You may have met Chef Thibodaux before at his popular cooking classes held at Rouses locations across the South. The classes were an outgrowth of a culinary and language school Thibodaux founded called Friends of Italy. “I started these in-home, private cooking parties where I would turn people’s homes into my Italian restaurant and classroom, with wine and fun and laughter.” The classes quickly grew in fame, and 13 years ago, Donald Rouse thought they would be a great addition to his family’s stores. Their shelves were loaded with groceries from across the country and around the world, and the idea was to teach customers what they could do with them.
“When Rouses brings something from another country to sell, it is the finest item from that country,” says Thibodaux. “They know, more than ever, that their customers are world travelers and bring a great knowledge of global products. So the Rouse family personally goes to other countries and handpicks only products that meet a high flavor and quality criteria.”
For his first class, Thibodaux introduced a first cold pressed olive oil and Parmigiano-Reggiano cheese, and taught students how to make an alfredo sauce and a scampi. He taught the class in the Rouses deli area with a portable stove — and it was a hit. “I’ve averaged about 12 classes a month for the last 13 years for Rouses,” he says. Each class has a theme, such as sauces or entrées or pasta, and each with a name like “Pastabilities!” or “Entréepreneur.” Regular attendees over time develop a well-rounded culinary education and learn to be adventurous in their shopping — to reach for items on the shelf they might ordinarily feel too intimidated to try.
Thibodaux, who was born in Franklin, Louisiana, first encountered authentic Italian cuisine when he was a young man in the U.S. Air Force. During the late 1970s and early ’80s, he was an F-15 mechanic stationed in Germany, and his unit did regular joint exercises with NATO forces. The training was conducted from the island of Sardinia. “When the aircraft had problems, they would fly mechanics to the island,” he says. “The problem was, you had to stay there for a month before a passenger plane would come get you. Brother, I was a 19-year-old Cajun boy with a pocket full of money, stuck on an Italian island in the sun, eating their amazing food.”
He began to write down recipes, both local and his own, to the latter adding a Cajun influence — things like pastalaya. He eventually moved to Italy, where he remained for over a decade. His recipes became journals, and those journals became books. He says it started as a passion, then became an obsession and, finally, a profession. When he returned to the United States, fluent in Italian and the ways of Italian cooking, he opened his culinary school. And the rest is history.
Today he teaches classes on a rotating basis at Rouses Markets in Houma, Thibodaux, Mandeville, Slidell, Hammond — Louisiana cities, all — as well as classes in Ocean Springs, Mississippi and Mobile, Alabama.
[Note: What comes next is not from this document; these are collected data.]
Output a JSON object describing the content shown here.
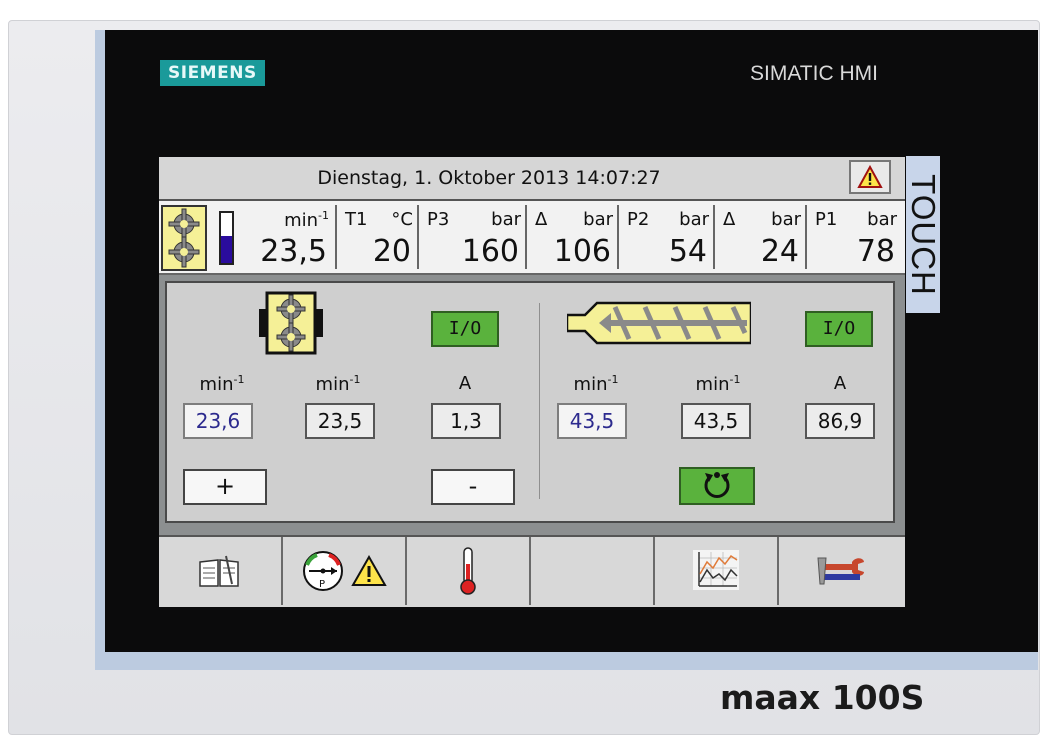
{
  "branding": {
    "manufacturer": "SIEMENS",
    "product_line": "SIMATIC HMI",
    "side_label": "TOUCH",
    "model": "maax 100S"
  },
  "hmi": {
    "datetime": "Dienstag, 1. Oktober 2013 14:07:27",
    "gauges": {
      "speed": {
        "unit": "min",
        "exp": "-1",
        "value": "23,5",
        "level": 0.55
      },
      "t1": {
        "label": "T1",
        "unit": "°C",
        "value": "20"
      },
      "p3": {
        "label": "P3",
        "unit": "bar",
        "value": "160"
      },
      "delta1": {
        "label": "Δ",
        "unit": "bar",
        "value": "106"
      },
      "p2": {
        "label": "P2",
        "unit": "bar",
        "value": "54"
      },
      "delta2": {
        "label": "Δ",
        "unit": "bar",
        "value": "24"
      },
      "p1": {
        "label": "P1",
        "unit": "bar",
        "value": "78"
      }
    },
    "left_panel": {
      "io_label": "I/O",
      "col1": {
        "unit": "min",
        "exp": "-1",
        "value": "23,6"
      },
      "col2": {
        "unit": "min",
        "exp": "-1",
        "value": "23,5"
      },
      "col3": {
        "unit": "A",
        "value": "1,3"
      },
      "plus_label": "+",
      "minus_label": "-"
    },
    "right_panel": {
      "io_label": "I/O",
      "col1": {
        "unit": "min",
        "exp": "-1",
        "value": "43,5"
      },
      "col2": {
        "unit": "min",
        "exp": "-1",
        "value": "43,5"
      },
      "col3": {
        "unit": "A",
        "value": "86,9"
      }
    },
    "pressure_icon_letter": "P"
  },
  "colors": {
    "accent_green": "#5ab23d",
    "gear_yellow": "#f5f097",
    "setpoint_blue": "#2c2a8e",
    "siemens_teal": "#1a9a9a"
  }
}
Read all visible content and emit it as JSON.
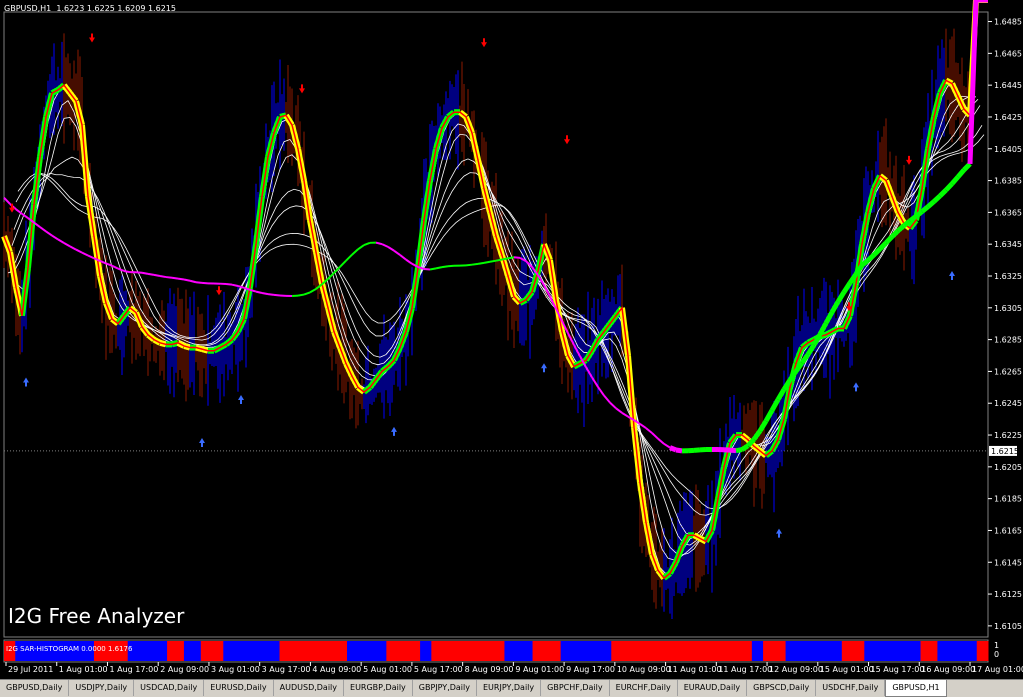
{
  "chart": {
    "symbol": "GBPUSD,H1",
    "ohlc": "1.6223 1.6225 1.6209 1.6215",
    "current_price": "1.6215",
    "watermark": "I2G Free Analyzer",
    "indicator_label": "I2G SAR-HISTOGRAM 0.0000 1.6176",
    "indicator_scale": [
      "1",
      "0"
    ],
    "price_labels": [
      "1.6485",
      "1.6465",
      "1.6445",
      "1.6425",
      "1.6405",
      "1.6385",
      "1.6365",
      "1.6345",
      "1.6325",
      "1.6305",
      "1.6285",
      "1.6265",
      "1.6245",
      "1.6225",
      "1.6205",
      "1.6185",
      "1.6165",
      "1.6145",
      "1.6125",
      "1.6105"
    ],
    "time_labels": [
      "29 Jul 2011",
      "1 Aug 01:00",
      "1 Aug 17:00",
      "2 Aug 09:00",
      "3 Aug 01:00",
      "3 Aug 17:00",
      "4 Aug 09:00",
      "5 Aug 01:00",
      "5 Aug 17:00",
      "8 Aug 09:00",
      "9 Aug 01:00",
      "9 Aug 17:00",
      "10 Aug 09:00",
      "11 Aug 01:00",
      "11 Aug 17:00",
      "12 Aug 09:00",
      "15 Aug 01:00",
      "15 Aug 17:00",
      "16 Aug 09:00",
      "17 Aug 01:00"
    ],
    "colors": {
      "background": "#000000",
      "up_candles": "#0000ff",
      "down_candles": "#8b1a00",
      "green": "#00ff00",
      "yellow": "#ffff00",
      "red": "#ff0000",
      "white": "#ffffff",
      "magenta": "#ff00ff",
      "histogram_red": "#ff0000",
      "histogram_blue": "#0000ff"
    },
    "ma_series": [
      {
        "x": [
          0,
          6,
          12,
          18,
          24,
          30,
          36,
          42,
          48,
          54,
          60,
          66,
          72,
          78,
          84,
          90,
          96,
          102,
          108,
          114,
          120,
          126,
          132,
          138,
          144,
          150,
          156,
          162,
          168,
          174,
          180,
          186,
          192,
          198,
          204,
          210,
          216,
          222,
          228,
          234,
          240,
          246,
          252,
          258,
          264,
          270,
          276,
          282,
          288,
          294,
          300,
          306,
          312,
          318,
          324,
          330,
          336,
          342,
          348,
          354,
          360,
          366,
          372,
          378,
          384,
          390,
          396,
          402,
          408,
          414,
          420,
          426,
          432,
          438,
          444,
          450,
          456,
          462,
          468,
          474,
          480,
          486,
          492,
          498,
          504,
          510,
          516,
          522,
          528,
          534,
          540,
          546,
          552,
          558,
          564,
          570,
          576,
          582,
          588,
          594,
          600,
          606,
          612,
          618,
          624,
          630,
          636,
          642,
          648,
          654,
          660,
          666,
          672,
          678,
          684,
          690,
          696,
          702,
          708,
          714,
          720,
          726,
          732,
          738,
          744,
          750,
          756,
          762,
          768,
          774,
          780,
          786,
          792,
          798,
          804,
          810,
          816,
          822,
          828,
          834,
          840,
          846,
          852,
          858,
          864,
          870,
          876,
          882,
          888,
          894,
          900,
          906,
          912,
          918,
          924,
          930,
          936,
          942,
          948,
          954,
          960,
          966,
          972,
          978,
          984
        ],
        "y": [
          1.635,
          1.634,
          1.6318,
          1.63,
          1.633,
          1.637,
          1.64,
          1.6425,
          1.644,
          1.6442,
          1.6445,
          1.644,
          1.6435,
          1.642,
          1.6375,
          1.635,
          1.6325,
          1.6308,
          1.6298,
          1.6295,
          1.63,
          1.6305,
          1.6302,
          1.6293,
          1.6288,
          1.6285,
          1.6283,
          1.6282,
          1.6282,
          1.6283,
          1.6281,
          1.628,
          1.628,
          1.6279,
          1.6278,
          1.6278,
          1.628,
          1.6282,
          1.6285,
          1.629,
          1.6298,
          1.6318,
          1.6345,
          1.6375,
          1.64,
          1.6415,
          1.6425,
          1.6426,
          1.642,
          1.6405,
          1.6385,
          1.636,
          1.634,
          1.632,
          1.6305,
          1.629,
          1.628,
          1.627,
          1.6262,
          1.6255,
          1.6252,
          1.6255,
          1.626,
          1.6265,
          1.6268,
          1.6272,
          1.628,
          1.629,
          1.6305,
          1.633,
          1.636,
          1.6385,
          1.6405,
          1.6418,
          1.6425,
          1.6428,
          1.6428,
          1.6425,
          1.6415,
          1.6398,
          1.638,
          1.6365,
          1.635,
          1.6338,
          1.6325,
          1.6312,
          1.6308,
          1.631,
          1.6315,
          1.6328,
          1.6345,
          1.6335,
          1.631,
          1.629,
          1.6275,
          1.6268,
          1.627,
          1.6272,
          1.6278,
          1.6285,
          1.629,
          1.6295,
          1.63,
          1.6305,
          1.6275,
          1.623,
          1.6195,
          1.617,
          1.615,
          1.614,
          1.6135,
          1.6138,
          1.6145,
          1.6155,
          1.6162,
          1.6162,
          1.616,
          1.6158,
          1.6165,
          1.6185,
          1.6205,
          1.622,
          1.6225,
          1.6225,
          1.6222,
          1.6218,
          1.6215,
          1.6212,
          1.6215,
          1.6222,
          1.6235,
          1.6255,
          1.627,
          1.628,
          1.6283,
          1.6285,
          1.6287,
          1.6288,
          1.629,
          1.6292,
          1.6292,
          1.63,
          1.632,
          1.6345,
          1.6365,
          1.638,
          1.6388,
          1.6385,
          1.6375,
          1.6365,
          1.6358,
          1.6355,
          1.636,
          1.638,
          1.6405,
          1.6425,
          1.644,
          1.6448,
          1.6446,
          1.6438,
          1.643,
          1.6426
        ]
      }
    ],
    "sar_histogram": [
      "R",
      "R",
      "B",
      "B",
      "B",
      "B",
      "B",
      "B",
      "B",
      "B",
      "B",
      "B",
      "B",
      "B",
      "B",
      "B",
      "R",
      "R",
      "R",
      "R",
      "R",
      "R",
      "B",
      "B",
      "B",
      "B",
      "B",
      "B",
      "B",
      "R",
      "R",
      "R",
      "B",
      "B",
      "B",
      "R",
      "R",
      "R",
      "R",
      "B",
      "B",
      "B",
      "B",
      "B",
      "B",
      "B",
      "B",
      "B",
      "B",
      "R",
      "R",
      "R",
      "R",
      "R",
      "R",
      "R",
      "R",
      "R",
      "R",
      "R",
      "R",
      "B",
      "B",
      "B",
      "B",
      "B",
      "B",
      "B",
      "R",
      "R",
      "R",
      "R",
      "R",
      "R",
      "B",
      "B",
      "R",
      "R",
      "R",
      "R",
      "R",
      "R",
      "R",
      "R",
      "R",
      "R",
      "R",
      "R",
      "R",
      "B",
      "B",
      "B",
      "B",
      "B",
      "R",
      "R",
      "R",
      "R",
      "R",
      "B",
      "B",
      "B",
      "B",
      "B",
      "B",
      "B",
      "B",
      "B",
      "R",
      "R",
      "R",
      "R",
      "R",
      "R",
      "R",
      "R",
      "R",
      "R",
      "R",
      "R",
      "R",
      "R",
      "R",
      "R",
      "R",
      "R",
      "R",
      "R",
      "R",
      "R",
      "R",
      "R",
      "R",
      "B",
      "B",
      "R",
      "R",
      "R",
      "R",
      "B",
      "B",
      "B",
      "B",
      "B",
      "B",
      "B",
      "B",
      "B",
      "B",
      "R",
      "R",
      "R",
      "R",
      "B",
      "B",
      "B",
      "B",
      "B",
      "B",
      "B",
      "B",
      "B",
      "B",
      "R",
      "R",
      "R",
      "B",
      "B",
      "B",
      "B",
      "B",
      "B",
      "B",
      "R",
      "R"
    ],
    "up_arrows": [
      [
        22,
        1.6258
      ],
      [
        198,
        1.622
      ],
      [
        237,
        1.6247
      ],
      [
        390,
        1.6227
      ],
      [
        540,
        1.6267
      ],
      [
        775,
        1.6163
      ],
      [
        852,
        1.6255
      ],
      [
        948,
        1.6325
      ]
    ],
    "down_arrows": [
      [
        8,
        1.6368
      ],
      [
        88,
        1.6475
      ],
      [
        215,
        1.6316
      ],
      [
        298,
        1.6443
      ],
      [
        480,
        1.6472
      ],
      [
        563,
        1.6411
      ],
      [
        845,
        1.6306
      ],
      [
        905,
        1.6398
      ]
    ]
  },
  "tabs": [
    "GBPUSD,Daily",
    "USDJPY,Daily",
    "USDCAD,Daily",
    "EURUSD,Daily",
    "AUDUSD,Daily",
    "EURGBP,Daily",
    "GBPJPY,Daily",
    "EURJPY,Daily",
    "GBPCHF,Daily",
    "EURCHF,Daily",
    "EURAUD,Daily",
    "GBPSCD,Daily",
    "USDCHF,Daily",
    "GBPUSD,H1"
  ],
  "active_tab": "GBPUSD,H1"
}
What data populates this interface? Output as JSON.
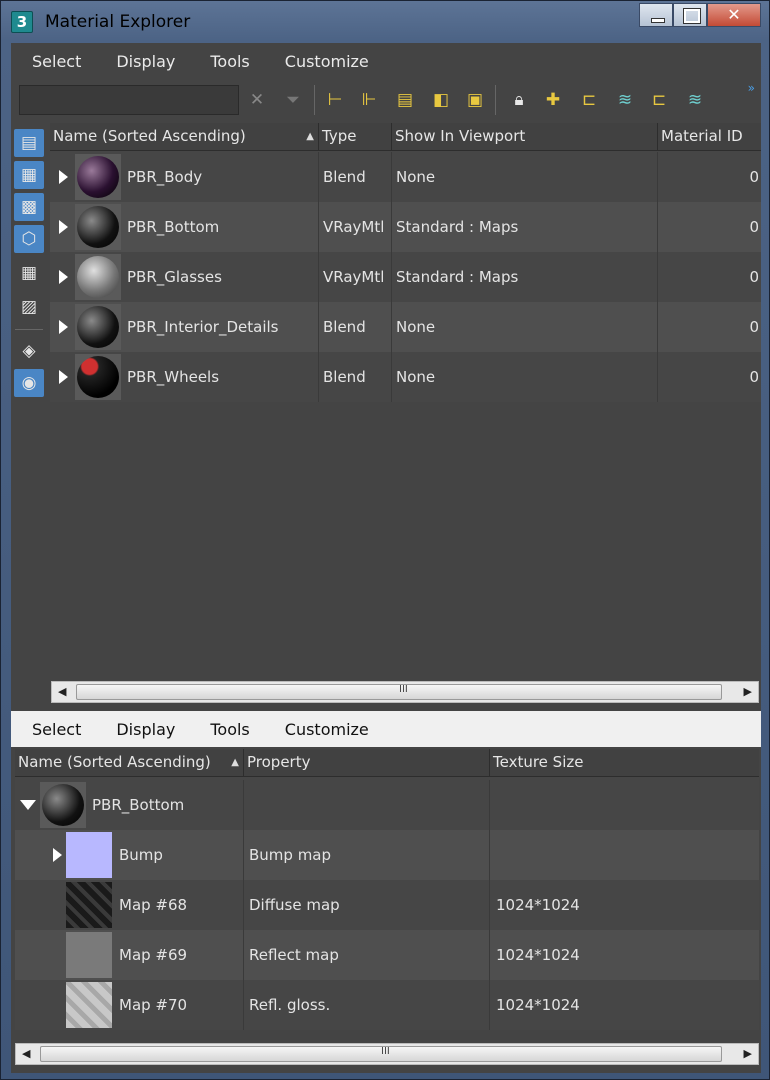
{
  "window": {
    "title": "Material Explorer",
    "app_icon_label": "3"
  },
  "top_menu": [
    "Select",
    "Display",
    "Tools",
    "Customize"
  ],
  "bottom_menu": [
    "Select",
    "Display",
    "Tools",
    "Customize"
  ],
  "search": {
    "value": "",
    "placeholder": ""
  },
  "toolbar_more": "»",
  "top_grid": {
    "columns": [
      "Name (Sorted Ascending)",
      "Type",
      "Show In Viewport",
      "Material ID"
    ],
    "rows": [
      {
        "name": "PBR_Body",
        "type": "Blend",
        "viewport": "None",
        "id": "0"
      },
      {
        "name": "PBR_Bottom",
        "type": "VRayMtl",
        "viewport": "Standard : Maps",
        "id": "0"
      },
      {
        "name": "PBR_Glasses",
        "type": "VRayMtl",
        "viewport": "Standard : Maps",
        "id": "0"
      },
      {
        "name": "PBR_Interior_Details",
        "type": "Blend",
        "viewport": "None",
        "id": "0"
      },
      {
        "name": "PBR_Wheels",
        "type": "Blend",
        "viewport": "None",
        "id": "0"
      }
    ]
  },
  "bottom_grid": {
    "columns": [
      "Name (Sorted Ascending)",
      "Property",
      "Texture Size"
    ],
    "root": {
      "name": "PBR_Bottom"
    },
    "rows": [
      {
        "name": "Bump",
        "property": "Bump map",
        "size": ""
      },
      {
        "name": "Map #68",
        "property": "Diffuse map",
        "size": "1024*1024"
      },
      {
        "name": "Map #69",
        "property": "Reflect map",
        "size": "1024*1024"
      },
      {
        "name": "Map #70",
        "property": "Refl. gloss.",
        "size": "1024*1024"
      }
    ]
  },
  "scroll_grip": "III",
  "colors": {
    "accent": "#4a86c5",
    "panel": "#444444",
    "title_gradient_top": "#5d7496"
  }
}
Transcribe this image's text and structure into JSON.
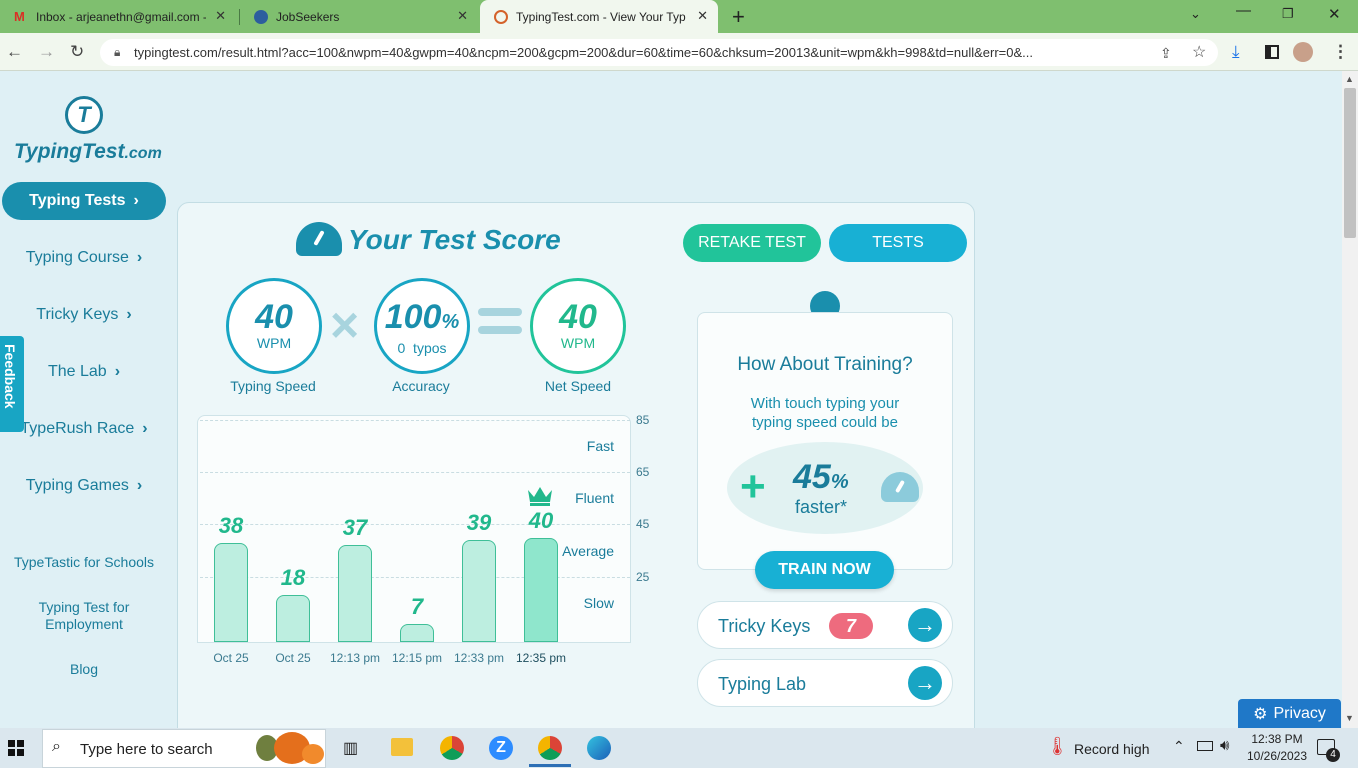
{
  "browser": {
    "tabs": [
      {
        "title": "Inbox - arjeanethn@gmail.com -"
      },
      {
        "title": "JobSeekers"
      },
      {
        "title": "TypingTest.com - View Your Typi"
      }
    ],
    "url": "typingtest.com/result.html?acc=100&nwpm=40&gwpm=40&ncpm=200&gcpm=200&dur=60&time=60&chksum=20013&unit=wpm&kh=998&td=null&err=0&..."
  },
  "sidebar": {
    "logo_text": "TypingTest",
    "logo_suffix": ".com",
    "active_item": "Typing Tests",
    "items": [
      "Typing Course",
      "Tricky Keys",
      "The Lab",
      "TypeRush Race",
      "Typing Games"
    ],
    "links": [
      "TypeTastic for Schools",
      "Typing Test for Employment",
      "Blog"
    ],
    "feedback": "Feedback"
  },
  "score": {
    "title": "Your Test Score",
    "retake": "RETAKE TEST",
    "tests": "TESTS",
    "speed_value": "40",
    "speed_unit": "WPM",
    "speed_label": "Typing Speed",
    "accuracy_value": "100",
    "accuracy_pct": "%",
    "typos": "0  typos",
    "accuracy_label": "Accuracy",
    "net_value": "40",
    "net_unit": "WPM",
    "net_label": "Net Speed"
  },
  "chart_data": {
    "type": "bar",
    "categories": [
      "Oct 25",
      "Oct 25",
      "12:13 pm",
      "12:15 pm",
      "12:33 pm",
      "12:35 pm"
    ],
    "values": [
      38,
      18,
      37,
      7,
      39,
      40
    ],
    "y_ticks": [
      "85",
      "65",
      "45",
      "25"
    ],
    "zones": [
      "Fast",
      "Fluent",
      "Average",
      "Slow"
    ],
    "ylim": [
      0,
      85
    ],
    "highlight_index": 5
  },
  "training": {
    "title": "How About Training?",
    "text": "With touch typing your typing speed could be",
    "percent": "45",
    "pct_sign": "%",
    "faster": "faster*",
    "button": "TRAIN NOW"
  },
  "links": {
    "tricky_keys": "Tricky Keys",
    "tricky_badge": "7",
    "typing_lab": "Typing Lab"
  },
  "privacy": "Privacy",
  "taskbar": {
    "search_placeholder": "Type here to search",
    "weather": "Record high",
    "time": "12:38 PM",
    "date": "10/26/2023",
    "notifications": "4"
  }
}
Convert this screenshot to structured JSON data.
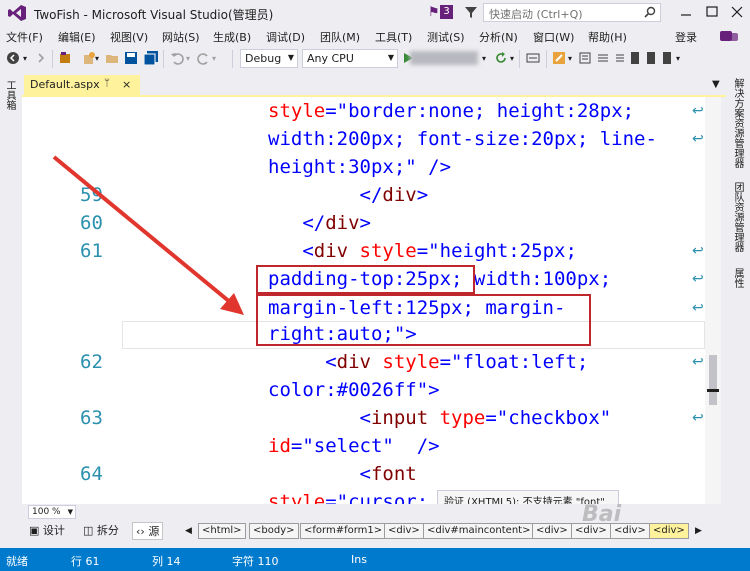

And they can be crowded — but are nothing like what happened when Rouses opened its stores on Alabama’s Gulf Coast.
Helping home cooks is what Thibodaux lives for. “I’m so grateful to Rouses for seeing the potential in me to help them,” he says. “I eat, breathe and sleep my performances. It takes a lot of preparation to teach large audiences, and I would never want to do anything else. This is my life. This is what I do, this is what makes me tick. Brother, to learn the different flavors of the world and to have the right ingredients, our customers don’t need a passport. All they need is a shopping cart.”